David Cournoyer, director of public education for the American Indian
College Fund, said the federal support is a 180-degree turn from the
government's history of "teaching" American Indians. Haskell's first mission
as the U.S. Indian Industrial Training School was to strip American Indians
of their culture in order to assimilate them into the white culture.
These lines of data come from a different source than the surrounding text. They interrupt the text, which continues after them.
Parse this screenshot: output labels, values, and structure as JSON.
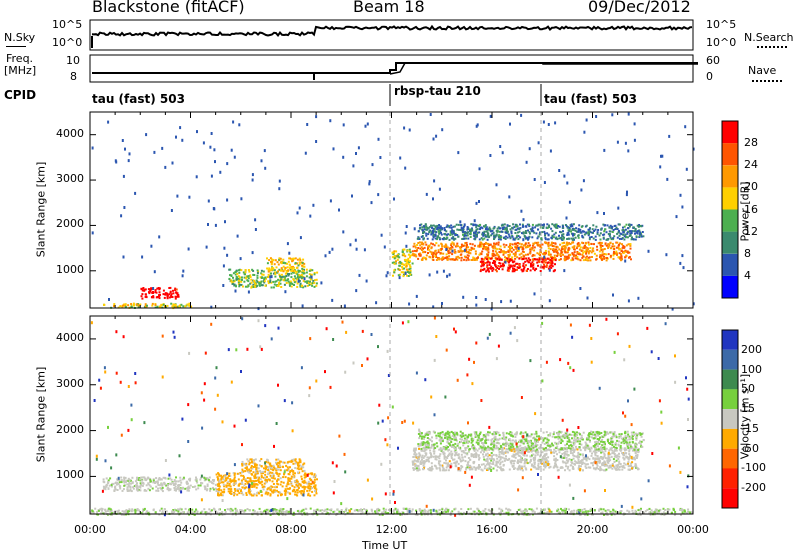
{
  "header": {
    "site": "Blackstone (fitACF)",
    "beam": "Beam 18",
    "date": "09/Dec/2012"
  },
  "strip_labels": {
    "nsky": "N.Sky",
    "nsky_ticks": [
      "10^5",
      "10^0"
    ],
    "nsearch": "N.Search",
    "nsearch_ticks": [
      "10^5",
      "10^0"
    ],
    "freq": "Freq.",
    "freq_unit": "[MHz]",
    "freq_ticks": [
      "10",
      "8"
    ],
    "nave": "Nave",
    "nave_ticks": [
      "60",
      "0"
    ],
    "cpid": "CPID"
  },
  "cpid_segments": [
    {
      "name": "tau (fast) 503",
      "start_hour": 0
    },
    {
      "name": "rbsp-tau 210",
      "start_hour": 12
    },
    {
      "name": "tau (fast) 503",
      "start_hour": 18
    }
  ],
  "x_axis": {
    "label": "Time UT",
    "ticks": [
      "00:00",
      "04:00",
      "08:00",
      "12:00",
      "16:00",
      "20:00",
      "00:00"
    ]
  },
  "y_axis": {
    "label": "Slant Range [km]",
    "ticks": [
      "1000",
      "2000",
      "3000",
      "4000"
    ]
  },
  "colorbars": {
    "power": {
      "label": "Power [dB]",
      "ticks": [
        "4",
        "8",
        "12",
        "16",
        "20",
        "24",
        "28"
      ],
      "colors": [
        "#0000ff",
        "#2b56b0",
        "#3a8a6e",
        "#4caf50",
        "#ffd000",
        "#ff9900",
        "#ff5500",
        "#ff0000"
      ]
    },
    "velocity": {
      "label": "Velocity [m s⁻¹]",
      "ticks": [
        "200",
        "100",
        "50",
        "15",
        "-15",
        "-50",
        "-100",
        "-200"
      ],
      "colors": [
        "#2035c0",
        "#3c6aa8",
        "#3d8a4f",
        "#77d03d",
        "#c8c8c0",
        "#ffaa00",
        "#ff6600",
        "#ff2000",
        "#ff0000"
      ]
    }
  },
  "chart_data": [
    {
      "type": "heatmap",
      "name": "Power",
      "x": [
        "00:00",
        "04:00",
        "08:00",
        "12:00",
        "16:00",
        "20:00",
        "00:00"
      ],
      "ylim": [
        180,
        4500
      ],
      "colorbar_range": [
        0,
        30
      ],
      "features": [
        {
          "t": [
            0.5,
            4.0
          ],
          "range": [
            200,
            300
          ],
          "value": 16
        },
        {
          "t": [
            2.0,
            3.5
          ],
          "range": [
            400,
            650
          ],
          "value": 30
        },
        {
          "t": [
            5.5,
            9.0
          ],
          "range": [
            650,
            1050
          ],
          "value": 14
        },
        {
          "t": [
            7.0,
            8.5
          ],
          "range": [
            1000,
            1300
          ],
          "value": 18
        },
        {
          "t": [
            12.0,
            12.8
          ],
          "range": [
            900,
            1500
          ],
          "value": 16
        },
        {
          "t": [
            12.8,
            21.5
          ],
          "range": [
            1250,
            1650
          ],
          "value": 22
        },
        {
          "t": [
            15.5,
            18.5
          ],
          "range": [
            1000,
            1300
          ],
          "value": 28
        },
        {
          "t": [
            13.0,
            22.0
          ],
          "range": [
            1700,
            2050
          ],
          "value": 8
        }
      ]
    },
    {
      "type": "heatmap",
      "name": "Velocity",
      "x": [
        "00:00",
        "04:00",
        "08:00",
        "12:00",
        "16:00",
        "20:00",
        "00:00"
      ],
      "ylim": [
        180,
        4500
      ],
      "colorbar_range": [
        -250,
        250
      ],
      "features": [
        {
          "t": [
            5.0,
            9.0
          ],
          "range": [
            600,
            1100
          ],
          "value": -50
        },
        {
          "t": [
            6.0,
            8.5
          ],
          "range": [
            1100,
            1400
          ],
          "value": -40
        },
        {
          "t": [
            0.5,
            5.0
          ],
          "range": [
            700,
            1000
          ],
          "value": 5
        },
        {
          "t": [
            12.8,
            21.8
          ],
          "range": [
            1150,
            1650
          ],
          "value": 0
        },
        {
          "t": [
            13.0,
            22.0
          ],
          "range": [
            1600,
            2000
          ],
          "value": 30
        },
        {
          "t": [
            0.0,
            24.0
          ],
          "range": [
            180,
            320
          ],
          "value": 20
        }
      ]
    }
  ]
}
"Education was not necessarily a positive thing to our grandparents and
great-grandparents," said Cournoyer, whose own grandmother, a Rosebud Sioux
in South Dakota, wasn't allowed to speak her own tribe's language while
attending a government-mandated school. "It's been in the past 20 to 30
years that we were learning that it's OK to get an education and be who you
are," he said. "The philosophy was that Indians didn't know what was good
for them and that Indian culture was bad. "This program really embraces
Indian self-determination and empowers Indian
people to teach Indian students, when certainly their ancestors didn't have
that," Cournoyer said. Haskell will graduate its fourth class of students
with a bachelor's degree in education, bringing the total to about 20. That
number will increase
significantly next year, Necefer said; there are 12 juniors in the program.
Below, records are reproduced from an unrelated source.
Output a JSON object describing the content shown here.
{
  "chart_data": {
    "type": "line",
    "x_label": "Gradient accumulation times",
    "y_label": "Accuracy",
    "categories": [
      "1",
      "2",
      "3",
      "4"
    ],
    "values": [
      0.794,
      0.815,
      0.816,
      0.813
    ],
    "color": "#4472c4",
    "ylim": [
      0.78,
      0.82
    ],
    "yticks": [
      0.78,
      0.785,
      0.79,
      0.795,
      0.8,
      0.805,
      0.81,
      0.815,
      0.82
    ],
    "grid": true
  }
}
The four seniors scheduled to graduate in May will be student teaching at
Quail Run, New York and Kennedy schools this semester.
 
While some graduates return to their home reservations, some move to urban
settings that have American Indian populations.
"Many of our students are products of our public schools," Necefer said.
Pope grew up in Lawrence and graduated from Lawrence High School in 1987 and
said she chose to stay here because she has roots in this area. "That's one
of the reasons I teach at Kennedy; there's a diverse group of students
here," said Pope, who has had four American Indian students in her
class the past two years. "Teachers at tribal colleges go into teaching
because they know Indian students need positive role models," Cournoyer
said. "For any child in America, for an education to work, they have to feel
good
about who they are and believe in who they are," he said. "Unfortunately, by
and large, Indian students haven't had that benefit."
 
Support increasing
 
According to the American Indian College Fund, a non-profit, private
organization that solicits funds for tribal colleges and universities,
Indian teacher training programs have received modest and irregular support
from private and public sources. That is beginning to change as foundations
and corporate America funnel funds through Cournoyer's organization. That
includes money from the Ford, Knig ht and W.K. Kellogg foundations, and the
Philip Morris Co. "I think its a very strong approach, when you look at how
much teachers can affect students' accomplishments, especially on the
reservation schools,"
said Karen Brosius, director of corporate contributions and public affairs
for Philip Morris. Brosius said her company has contributed about $1 million
throughout the past 10 years to the American Indian College Fund. "I think
the kind of effort the government is putting behind the Native American
teachers is very worthwhile, because they recognize the need for teachers
and the results it will bring to that community," she said.